Ditaksir jumlah uang dan transaksi judol di lingkungan DPR dan DPRD tersebut sangat fantastis. Mencapai lebih dari 63.000 transaksi dengan nominal perputaran hingga Rp 25 miliar. (pikiran.rakyat.com, 26/06/2024).
Faktor utama judol adalah ekonomi. Sulit mendapatkan pekerjaan, yang endingnya mencari solusi jalan pintas untuk menghasilkan uang banyak dengan cepat dan mudah.
Namun, apa kabar jika yang terlibat judol adalah para wakil rakyat yang notabene telah memiliki pekerjaan tetap bahkan memiliki banyak tunjangan. Justru hal ini menjadi tanda tanya besar. Kok bisa? Ada apa dengan wakil rakyat negeri ini?

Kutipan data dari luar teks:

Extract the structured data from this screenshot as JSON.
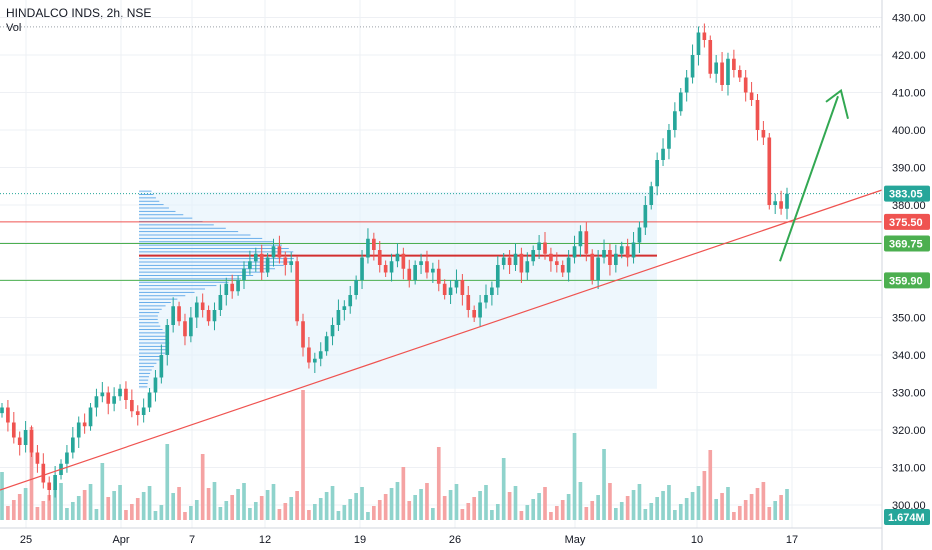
{
  "header": {
    "title": "HINDALCO INDS, 2h, NSE",
    "volume_label": "Vol"
  },
  "colors": {
    "up": "#26a69a",
    "down": "#ef5350",
    "up_volume": "#8fd3cc",
    "down_volume": "#f5a3a3",
    "profile": "#5aa6e8",
    "trendline": "#ef5350",
    "arrow": "#32a852",
    "support_line": "#4caf50",
    "resistance_line": "#ef5350",
    "grid": "#eef0f4"
  },
  "price_axis": {
    "ticks": [
      "430.00",
      "420.00",
      "410.00",
      "400.00",
      "390.00",
      "380.00",
      "370.00",
      "360.00",
      "350.00",
      "340.00",
      "330.00",
      "320.00",
      "310.00",
      "300.00"
    ],
    "tags": [
      {
        "text": "383.05",
        "value": 383.05,
        "bg": "#26a69a"
      },
      {
        "text": "375.50",
        "value": 375.5,
        "bg": "#ef5350"
      },
      {
        "text": "369.75",
        "value": 369.75,
        "bg": "#4caf50"
      },
      {
        "text": "359.90",
        "value": 359.9,
        "bg": "#4caf50"
      }
    ],
    "volume_tag": "1.674M"
  },
  "chart_data": {
    "type": "candlestick",
    "title": "HINDALCO INDS, 2h, NSE",
    "ylim": [
      296,
      432
    ],
    "x_ticks": [
      "25",
      "Apr",
      "7",
      "12",
      "19",
      "26",
      "May",
      "10",
      "17"
    ],
    "horizontal_levels": [
      375.5,
      369.75,
      359.9
    ],
    "point_of_control": 366.5,
    "last_price": 383.05,
    "volume_last": "1.674M"
  }
}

Miris, melihat fakta memalukan, wakil rakyat justru terseret kasus judol. Padahal harapan masyarakat, wakil rakyatlah yang mampu menghentikan judol. Tetapi kenyataan pahitnya, mereka sendirilah sebagai pelaku atau oknum.
Fakta memperlihatkan wajah buruk kualitas wakil rakyat negeri ini. Mulai dari integritas yang lemah, tidak amanah, dan kredibilitas yang rendah. Di lain sisi, banyaknya wakil rakyat yang terseret kasus judol menguak fakta bahwa masalah ini bukan hanya problem personal tetapi terkait sistem.
Gaya hidup materialistis, standar kebahagiaan terletak pada materi serta sikap individualis menambah daftar panjang semakin tertancapnya pengaruh paham kapitalisme di setiap diri individu-individu. Bahkan telah menjangkiti para wakil rakyat. Tidak mengherankan, sekalipun sudah di gaji sangat tinggi dari uang rakyat, mereka tetap terlibat judol.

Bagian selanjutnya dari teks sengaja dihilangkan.